Saudi Arabia’s Public Investment Fund (PIF) bought shares in Alphabet, Zoom Video, and Microsoft this week as part of a wider pick of U.S. stocks, bringing the market value of the sovereign wealth fund’s investment portfolio to about $40.8 billion at the end of the second quarter, Reuters reports.
The PIF, with $620 billion in assets, also added to positions it held in Facebook Inc. owner Meta Platforms Inc., PayPal Holdings Inc. and Electronic Arts Inc. in the second quarter, according to a SEC 13F filing by the PIF, a quarterly report that is required to be filed by all institutional investment managers with at least $100 million in assets under management.

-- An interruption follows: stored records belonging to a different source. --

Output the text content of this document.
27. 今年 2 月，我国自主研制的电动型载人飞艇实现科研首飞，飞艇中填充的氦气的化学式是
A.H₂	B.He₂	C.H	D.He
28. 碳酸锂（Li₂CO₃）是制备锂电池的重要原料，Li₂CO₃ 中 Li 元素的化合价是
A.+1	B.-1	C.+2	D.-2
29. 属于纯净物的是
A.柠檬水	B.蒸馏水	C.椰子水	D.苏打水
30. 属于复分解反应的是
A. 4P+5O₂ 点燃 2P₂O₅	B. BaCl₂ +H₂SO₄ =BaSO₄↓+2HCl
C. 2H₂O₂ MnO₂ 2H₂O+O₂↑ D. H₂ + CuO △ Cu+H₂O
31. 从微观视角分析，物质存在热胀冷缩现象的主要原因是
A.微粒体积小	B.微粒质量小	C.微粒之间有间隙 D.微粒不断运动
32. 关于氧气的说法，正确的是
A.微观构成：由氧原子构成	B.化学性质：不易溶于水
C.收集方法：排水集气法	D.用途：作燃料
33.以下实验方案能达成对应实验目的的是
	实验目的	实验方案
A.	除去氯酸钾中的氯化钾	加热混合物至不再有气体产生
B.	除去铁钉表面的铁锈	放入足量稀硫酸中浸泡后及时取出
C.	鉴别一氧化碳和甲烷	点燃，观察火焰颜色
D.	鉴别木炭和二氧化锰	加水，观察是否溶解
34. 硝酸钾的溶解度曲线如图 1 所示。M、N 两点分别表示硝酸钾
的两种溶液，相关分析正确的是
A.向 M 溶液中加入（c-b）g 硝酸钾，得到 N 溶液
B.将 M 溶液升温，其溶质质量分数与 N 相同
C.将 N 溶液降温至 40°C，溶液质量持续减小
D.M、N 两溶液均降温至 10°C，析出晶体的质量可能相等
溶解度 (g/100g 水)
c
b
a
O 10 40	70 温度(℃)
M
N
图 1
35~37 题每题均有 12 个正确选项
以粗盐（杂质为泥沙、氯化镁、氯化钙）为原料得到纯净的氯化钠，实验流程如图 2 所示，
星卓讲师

The acquisitions show that the PIF, as the fund is known, is doubling down on its bet on technology investments despite a rout in valuations this year.
As Bloomberg notes, The PIF’s most recent buying spree “echoes the fund’s strategy in early 2020 when it spent billions snapping up stakes in US firms whose valuations had been battered by the onset of the coronavirus pandemic. It then sold many of those stakes when markets rebounded.”
One of those stakes it acquired at low prices during the pandemic included LiveNation, the event and concert organizer, which hit low prices during the pandemic shutdown.
The PIF also bought 6.3 million shares in Starbucks, and added other stocks including Adobe Systems, Advanced Micro Devices, Salesforce, Home Depot, Costco, Freeport-McMoRan, Datadog, and NextEra Energy, Reuters reports.